As part of the long-running Polyp Prevention Trial, researchers randomly assigned study participants to eat their usual diet, or to switch to a low-fat, high-fiber, high-fruit and vegetable diet. This low-fat diet was designed to provide:
- No more than 20% of total calories from fat
- 18 or more grams of fiber each day
- 5-8 servings of vegetables and fruit each day
The latest findings from the Polyp Prevention Trial demonstrate again why this type of diet is promoted to reduce colon cancer risk: Study participants who regularly met all three of these dietary goals had a 35% reduced risk of developing adenomatous polyps, compared to people eating their regular diet.
In plain speak?
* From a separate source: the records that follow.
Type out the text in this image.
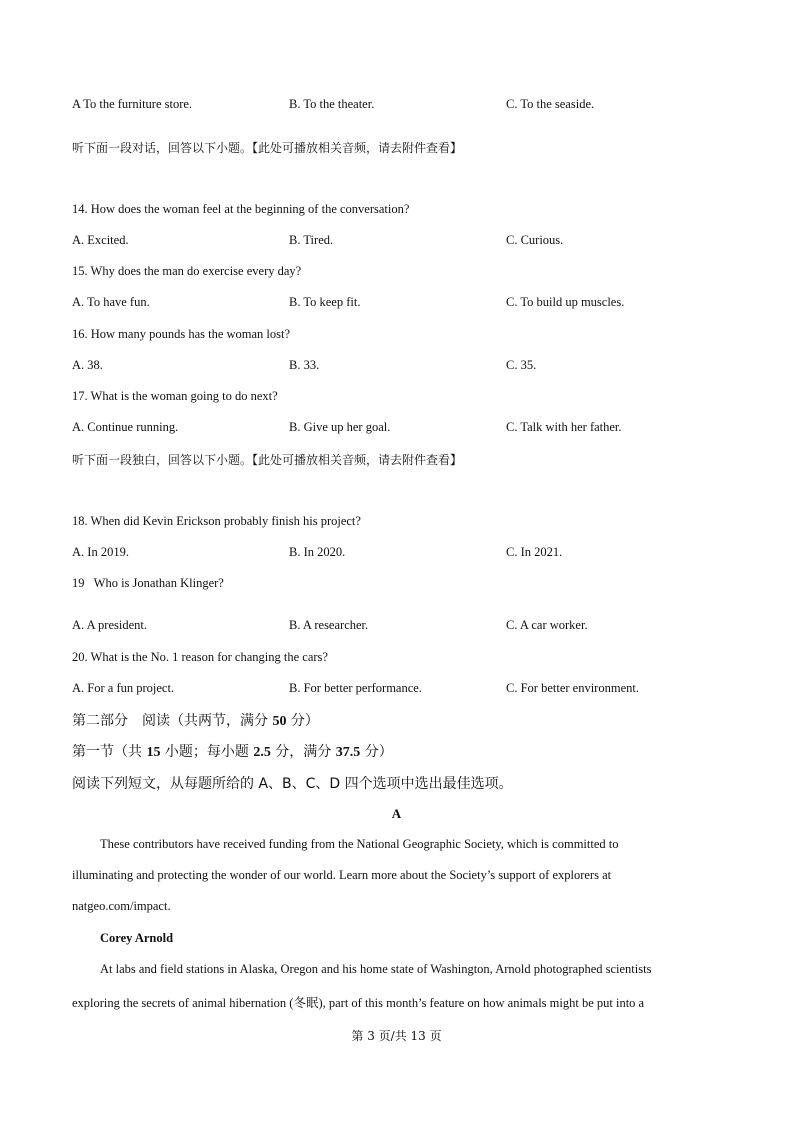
A To the furniture store.	B. To the theater.	C. To the seaside.
听下面一段对话，回答以下小题。【此处可播放相关音频，请去附件查看】
14. How does the woman feel at the beginning of the conversation?
A. Excited.	B. Tired.	C. Curious.
15. Why does the man do exercise every day?
A. To have fun.	B. To keep fit.	C. To build up muscles.
16. How many pounds has the woman lost?
A. 38.	B. 33.	C. 35.
17. What is the woman going to do next?
A. Continue running.	B. Give up her goal.	C. Talk with her father.
听下面一段独白，回答以下小题。【此处可播放相关音频，请去附件查看】
18. When did Kevin Erickson probably finish his project?
A. In 2019.	B. In 2020.	C. In 2021.
19   Who is Jonathan Klinger?
A. A president.	B. A researcher.	C. A car worker.
20. What is the No. 1 reason for changing the cars?
A. For a fun project.	B. For better performance.	C. For better environment.
第二部分　阅读（共两节，满分 50 分）
第一节（共 15 小题；每小题 2.5 分，满分 37.5 分）
阅读下列短文，从每题所给的 A、B、C、D 四个选项中选出最佳选项。
A
These contributors have received funding from the National Geographic Society, which is committed to
illuminating and protecting the wonder of our world. Learn more about the Society’s support of explorers at
natgeo.com/impact.
Corey Arnold
At labs and field stations in Alaska, Oregon and his home state of Washington, Arnold photographed scientists
exploring the secrets of animal hibernation (冬眠), part of this month’s feature on how animals might be put into a
第 3 页/共 13 页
In a group of over 2,000 people, all of whom had been screened for colon polyps, been found to have polyps, and had those polyps removed at the start of the study, eating a low-fat, high-fiber, high-fruit and vegetable diet reduced risk of getting polyps again, by 35%. This is so meaningful because adenomatous polyps are the type of growth in the colon that if not removed, can develop into cancer. If you prevent the polyps, you reduce the risk of colon cancer.
That's the power of our everyday choices! To eating well, add getting screened for colon cancer according to your doctor's recommendations, exercising regularly, and not smoking, and you've got the makings of one very effective colon cancer prevention plan!